Of all the constants in the universe, two seem to be unique to the book industry: the prevalent belief that everyone has at least one good book in them, and the romantic belief that the author's role after publication is to sit back and collect checks. These beliefs might have been based on truth more than a hundred years ago (if then), but they certainly are not true today. In an industry that publishes more than 400,000 titles in the U.S. each year, authors who don't understand the book industry and are unwilling to work toward the success of their book will find themselves unpublished—or worse, self-published with $10,000 worth of books and no one to buy them.
The problem, of course, is competition. A century ago the cost and difficulty of printing a book was great enough to limit competition. Authors could only be published if they found a publisher willing to invest in their manuscript. As a result, only the best books were published. Consumer confidence in books was very high due to high product quality, and as a result, authors were not regularly expected to promote their books.

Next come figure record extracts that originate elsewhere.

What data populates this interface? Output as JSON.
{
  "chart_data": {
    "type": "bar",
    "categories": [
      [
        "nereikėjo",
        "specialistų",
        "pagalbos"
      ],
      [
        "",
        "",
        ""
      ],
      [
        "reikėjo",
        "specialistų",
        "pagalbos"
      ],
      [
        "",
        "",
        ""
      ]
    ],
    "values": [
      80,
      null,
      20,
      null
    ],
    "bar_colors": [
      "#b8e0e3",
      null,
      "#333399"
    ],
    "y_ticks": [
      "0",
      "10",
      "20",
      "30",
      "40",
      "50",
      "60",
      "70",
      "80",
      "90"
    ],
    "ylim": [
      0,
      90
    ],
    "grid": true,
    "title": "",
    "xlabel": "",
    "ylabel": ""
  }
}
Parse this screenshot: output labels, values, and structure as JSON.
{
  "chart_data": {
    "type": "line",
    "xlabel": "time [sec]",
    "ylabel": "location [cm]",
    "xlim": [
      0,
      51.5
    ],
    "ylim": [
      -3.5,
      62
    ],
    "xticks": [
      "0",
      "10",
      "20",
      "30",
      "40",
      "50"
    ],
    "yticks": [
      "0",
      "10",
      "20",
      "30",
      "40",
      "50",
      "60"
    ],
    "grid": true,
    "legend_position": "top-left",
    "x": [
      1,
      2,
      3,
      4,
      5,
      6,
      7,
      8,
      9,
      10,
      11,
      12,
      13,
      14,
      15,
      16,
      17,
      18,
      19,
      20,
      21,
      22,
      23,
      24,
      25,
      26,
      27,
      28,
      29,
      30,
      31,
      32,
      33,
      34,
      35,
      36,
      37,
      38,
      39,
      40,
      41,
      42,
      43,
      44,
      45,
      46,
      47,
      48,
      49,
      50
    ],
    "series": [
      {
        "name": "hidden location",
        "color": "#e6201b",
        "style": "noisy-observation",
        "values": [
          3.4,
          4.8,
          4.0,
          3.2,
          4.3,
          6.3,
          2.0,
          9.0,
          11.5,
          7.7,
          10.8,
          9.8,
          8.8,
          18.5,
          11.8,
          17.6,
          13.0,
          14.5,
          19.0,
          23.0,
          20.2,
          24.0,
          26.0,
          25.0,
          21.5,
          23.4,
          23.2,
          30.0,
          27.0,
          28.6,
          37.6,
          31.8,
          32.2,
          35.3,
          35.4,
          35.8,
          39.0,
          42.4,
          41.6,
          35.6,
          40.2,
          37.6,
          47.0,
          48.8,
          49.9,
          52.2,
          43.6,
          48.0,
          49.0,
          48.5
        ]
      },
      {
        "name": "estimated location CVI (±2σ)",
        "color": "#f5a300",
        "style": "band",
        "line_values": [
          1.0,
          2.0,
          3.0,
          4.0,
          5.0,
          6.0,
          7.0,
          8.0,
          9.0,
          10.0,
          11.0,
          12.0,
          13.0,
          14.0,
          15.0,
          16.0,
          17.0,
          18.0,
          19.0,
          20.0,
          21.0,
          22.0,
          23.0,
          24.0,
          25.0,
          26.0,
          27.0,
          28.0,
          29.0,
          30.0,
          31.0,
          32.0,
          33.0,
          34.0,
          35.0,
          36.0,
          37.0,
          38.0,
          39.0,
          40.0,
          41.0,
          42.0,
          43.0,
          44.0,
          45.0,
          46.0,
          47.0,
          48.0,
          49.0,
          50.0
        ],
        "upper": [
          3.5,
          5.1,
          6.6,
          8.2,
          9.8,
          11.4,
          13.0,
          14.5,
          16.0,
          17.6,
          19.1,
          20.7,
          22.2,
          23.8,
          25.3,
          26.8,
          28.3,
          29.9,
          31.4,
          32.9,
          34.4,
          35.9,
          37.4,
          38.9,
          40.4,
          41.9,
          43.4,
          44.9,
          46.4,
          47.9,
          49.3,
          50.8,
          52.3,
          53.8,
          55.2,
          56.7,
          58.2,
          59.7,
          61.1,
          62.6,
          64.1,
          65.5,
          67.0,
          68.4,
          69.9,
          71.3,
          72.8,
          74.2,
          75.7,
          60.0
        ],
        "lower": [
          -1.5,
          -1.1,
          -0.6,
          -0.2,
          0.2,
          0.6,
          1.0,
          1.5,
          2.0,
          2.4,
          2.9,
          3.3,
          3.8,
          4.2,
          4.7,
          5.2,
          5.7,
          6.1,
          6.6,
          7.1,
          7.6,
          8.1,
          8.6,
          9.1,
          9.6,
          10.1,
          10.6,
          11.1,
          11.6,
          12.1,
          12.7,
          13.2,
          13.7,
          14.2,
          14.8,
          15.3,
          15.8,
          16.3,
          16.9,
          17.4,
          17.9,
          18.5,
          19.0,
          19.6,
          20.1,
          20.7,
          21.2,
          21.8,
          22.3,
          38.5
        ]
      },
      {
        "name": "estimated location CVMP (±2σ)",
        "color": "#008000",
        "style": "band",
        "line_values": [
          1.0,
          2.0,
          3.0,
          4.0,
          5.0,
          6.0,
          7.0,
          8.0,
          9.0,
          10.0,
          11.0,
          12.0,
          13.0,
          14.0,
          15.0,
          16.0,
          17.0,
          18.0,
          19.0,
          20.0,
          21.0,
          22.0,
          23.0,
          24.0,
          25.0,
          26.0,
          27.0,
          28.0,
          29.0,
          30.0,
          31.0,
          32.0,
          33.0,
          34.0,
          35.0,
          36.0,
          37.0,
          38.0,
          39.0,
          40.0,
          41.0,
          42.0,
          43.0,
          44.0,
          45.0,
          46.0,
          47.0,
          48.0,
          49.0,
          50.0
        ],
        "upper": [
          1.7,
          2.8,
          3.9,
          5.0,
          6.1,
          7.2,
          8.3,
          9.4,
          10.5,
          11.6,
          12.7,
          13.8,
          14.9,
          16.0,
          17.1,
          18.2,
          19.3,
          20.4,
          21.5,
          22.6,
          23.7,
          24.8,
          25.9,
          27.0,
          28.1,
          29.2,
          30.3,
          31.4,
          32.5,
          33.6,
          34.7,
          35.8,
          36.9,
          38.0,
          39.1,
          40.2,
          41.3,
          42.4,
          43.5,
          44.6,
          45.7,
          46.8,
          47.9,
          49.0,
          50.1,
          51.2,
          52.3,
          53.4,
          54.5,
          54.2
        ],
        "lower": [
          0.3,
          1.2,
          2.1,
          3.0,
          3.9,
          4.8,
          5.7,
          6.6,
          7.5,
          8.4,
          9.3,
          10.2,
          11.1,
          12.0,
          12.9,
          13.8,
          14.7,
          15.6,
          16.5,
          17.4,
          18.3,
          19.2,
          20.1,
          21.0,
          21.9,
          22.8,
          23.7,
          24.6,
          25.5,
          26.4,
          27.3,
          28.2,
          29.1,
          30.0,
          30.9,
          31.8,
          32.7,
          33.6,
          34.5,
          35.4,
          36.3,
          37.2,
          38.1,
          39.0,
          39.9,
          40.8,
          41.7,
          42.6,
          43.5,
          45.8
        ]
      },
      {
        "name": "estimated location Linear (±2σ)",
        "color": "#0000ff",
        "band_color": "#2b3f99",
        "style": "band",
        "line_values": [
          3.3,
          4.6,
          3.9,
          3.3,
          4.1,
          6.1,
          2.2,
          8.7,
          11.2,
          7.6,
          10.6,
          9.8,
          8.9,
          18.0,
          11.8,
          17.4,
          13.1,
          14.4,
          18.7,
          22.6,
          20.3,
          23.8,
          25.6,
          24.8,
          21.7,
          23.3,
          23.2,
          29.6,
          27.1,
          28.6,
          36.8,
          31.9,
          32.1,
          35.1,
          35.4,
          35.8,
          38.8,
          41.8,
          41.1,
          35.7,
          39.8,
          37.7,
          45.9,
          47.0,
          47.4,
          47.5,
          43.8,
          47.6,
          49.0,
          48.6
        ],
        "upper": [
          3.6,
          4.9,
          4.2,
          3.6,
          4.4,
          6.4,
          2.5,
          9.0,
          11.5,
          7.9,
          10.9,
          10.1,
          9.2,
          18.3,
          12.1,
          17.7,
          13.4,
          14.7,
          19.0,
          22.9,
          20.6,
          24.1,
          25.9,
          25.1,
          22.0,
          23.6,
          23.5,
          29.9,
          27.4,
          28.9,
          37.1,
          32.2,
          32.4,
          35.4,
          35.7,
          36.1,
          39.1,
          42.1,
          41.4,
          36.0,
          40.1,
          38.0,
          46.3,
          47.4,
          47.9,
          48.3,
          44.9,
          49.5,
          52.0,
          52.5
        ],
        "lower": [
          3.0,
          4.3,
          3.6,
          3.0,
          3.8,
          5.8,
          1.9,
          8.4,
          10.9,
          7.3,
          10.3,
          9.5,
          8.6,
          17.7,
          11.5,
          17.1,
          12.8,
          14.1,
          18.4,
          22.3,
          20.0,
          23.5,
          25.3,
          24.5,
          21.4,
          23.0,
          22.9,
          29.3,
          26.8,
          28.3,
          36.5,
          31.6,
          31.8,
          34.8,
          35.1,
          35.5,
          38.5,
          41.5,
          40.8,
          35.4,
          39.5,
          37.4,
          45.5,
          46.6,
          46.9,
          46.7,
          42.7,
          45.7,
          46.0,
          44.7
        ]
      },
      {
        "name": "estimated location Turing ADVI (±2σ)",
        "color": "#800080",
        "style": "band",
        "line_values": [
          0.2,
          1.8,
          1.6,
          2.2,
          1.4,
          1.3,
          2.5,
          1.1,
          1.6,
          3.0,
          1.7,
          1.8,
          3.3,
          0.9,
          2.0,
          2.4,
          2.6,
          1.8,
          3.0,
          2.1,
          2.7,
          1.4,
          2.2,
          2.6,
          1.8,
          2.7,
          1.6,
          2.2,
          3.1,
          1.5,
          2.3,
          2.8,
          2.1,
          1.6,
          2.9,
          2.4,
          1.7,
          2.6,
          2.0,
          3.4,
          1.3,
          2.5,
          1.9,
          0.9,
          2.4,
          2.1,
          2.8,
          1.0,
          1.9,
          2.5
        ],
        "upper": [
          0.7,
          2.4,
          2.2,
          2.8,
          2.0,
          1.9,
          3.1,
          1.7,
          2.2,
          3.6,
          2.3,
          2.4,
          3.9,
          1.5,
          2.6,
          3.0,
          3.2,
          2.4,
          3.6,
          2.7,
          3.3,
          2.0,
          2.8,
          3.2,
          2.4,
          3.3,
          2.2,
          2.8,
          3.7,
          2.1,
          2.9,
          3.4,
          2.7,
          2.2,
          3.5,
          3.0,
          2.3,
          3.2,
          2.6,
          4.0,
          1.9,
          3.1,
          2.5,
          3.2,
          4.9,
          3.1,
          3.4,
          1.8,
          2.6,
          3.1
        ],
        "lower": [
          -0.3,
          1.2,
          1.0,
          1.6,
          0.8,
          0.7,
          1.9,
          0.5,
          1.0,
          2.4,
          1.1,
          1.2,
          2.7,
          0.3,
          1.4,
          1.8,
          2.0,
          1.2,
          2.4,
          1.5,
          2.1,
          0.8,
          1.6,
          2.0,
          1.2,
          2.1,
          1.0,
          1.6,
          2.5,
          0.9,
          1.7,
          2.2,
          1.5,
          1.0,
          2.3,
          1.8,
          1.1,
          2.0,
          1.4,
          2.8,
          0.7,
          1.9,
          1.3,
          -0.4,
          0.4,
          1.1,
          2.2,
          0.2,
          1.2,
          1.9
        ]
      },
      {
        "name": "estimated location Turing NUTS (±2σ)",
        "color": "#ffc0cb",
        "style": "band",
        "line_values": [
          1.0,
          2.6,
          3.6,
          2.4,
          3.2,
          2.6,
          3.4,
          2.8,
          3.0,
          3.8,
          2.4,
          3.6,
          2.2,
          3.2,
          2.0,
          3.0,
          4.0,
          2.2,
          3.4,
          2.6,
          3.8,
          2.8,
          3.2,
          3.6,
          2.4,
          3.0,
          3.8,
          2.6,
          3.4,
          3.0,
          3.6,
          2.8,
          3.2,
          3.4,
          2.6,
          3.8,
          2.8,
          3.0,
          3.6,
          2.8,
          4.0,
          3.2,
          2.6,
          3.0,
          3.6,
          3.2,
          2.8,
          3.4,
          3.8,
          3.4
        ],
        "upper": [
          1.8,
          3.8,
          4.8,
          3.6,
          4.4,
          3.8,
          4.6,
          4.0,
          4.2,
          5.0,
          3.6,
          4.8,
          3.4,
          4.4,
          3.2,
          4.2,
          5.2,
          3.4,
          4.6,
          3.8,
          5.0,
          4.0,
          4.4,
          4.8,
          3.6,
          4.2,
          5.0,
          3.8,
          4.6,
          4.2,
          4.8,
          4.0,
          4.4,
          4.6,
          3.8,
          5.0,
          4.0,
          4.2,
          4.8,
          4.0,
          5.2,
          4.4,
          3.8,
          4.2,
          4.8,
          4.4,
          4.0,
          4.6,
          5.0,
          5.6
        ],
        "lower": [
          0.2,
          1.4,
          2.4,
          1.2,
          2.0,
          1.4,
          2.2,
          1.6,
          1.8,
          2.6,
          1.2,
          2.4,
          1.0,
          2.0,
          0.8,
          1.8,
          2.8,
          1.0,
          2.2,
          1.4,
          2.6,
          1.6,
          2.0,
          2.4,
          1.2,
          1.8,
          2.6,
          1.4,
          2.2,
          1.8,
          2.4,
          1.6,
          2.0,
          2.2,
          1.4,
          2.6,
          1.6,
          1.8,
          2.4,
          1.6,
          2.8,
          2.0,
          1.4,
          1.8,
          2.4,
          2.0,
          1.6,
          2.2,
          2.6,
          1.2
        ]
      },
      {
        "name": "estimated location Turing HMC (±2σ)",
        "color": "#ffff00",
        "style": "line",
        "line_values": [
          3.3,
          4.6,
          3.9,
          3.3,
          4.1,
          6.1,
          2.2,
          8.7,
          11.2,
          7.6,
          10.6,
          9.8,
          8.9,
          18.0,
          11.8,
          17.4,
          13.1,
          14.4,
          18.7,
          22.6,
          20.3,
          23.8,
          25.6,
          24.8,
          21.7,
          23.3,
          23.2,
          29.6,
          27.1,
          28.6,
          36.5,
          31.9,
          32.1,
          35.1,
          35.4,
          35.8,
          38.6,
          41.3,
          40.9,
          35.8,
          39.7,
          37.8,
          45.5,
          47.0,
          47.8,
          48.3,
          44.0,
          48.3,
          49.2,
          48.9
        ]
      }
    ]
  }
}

Fast-forward to the present where printing technology is cheap and the Internet enables world-wide availability. On the surface, this combination would seem to allow myriads of authors who have at least one good book in them to put that book in front of the masses and reap the rewards of authorship. In truth, it has fostered an explosion of new books, but that explosion has not been (and cannot be) accompanied by an equivalent explosion in retail shelf space. Browsing the shelves of Amazon.com is not at all like browsing the shelves of your local Barnes & Noble bookstore. Books do not sell simply because they exist. The public must know about them, and in some way be convinced to buy them. With so many options to choose from, the public is becoming less inclined to search for a good book. Instead, they want good books presented to them. And the authors and publishers who do this best will sell the most books.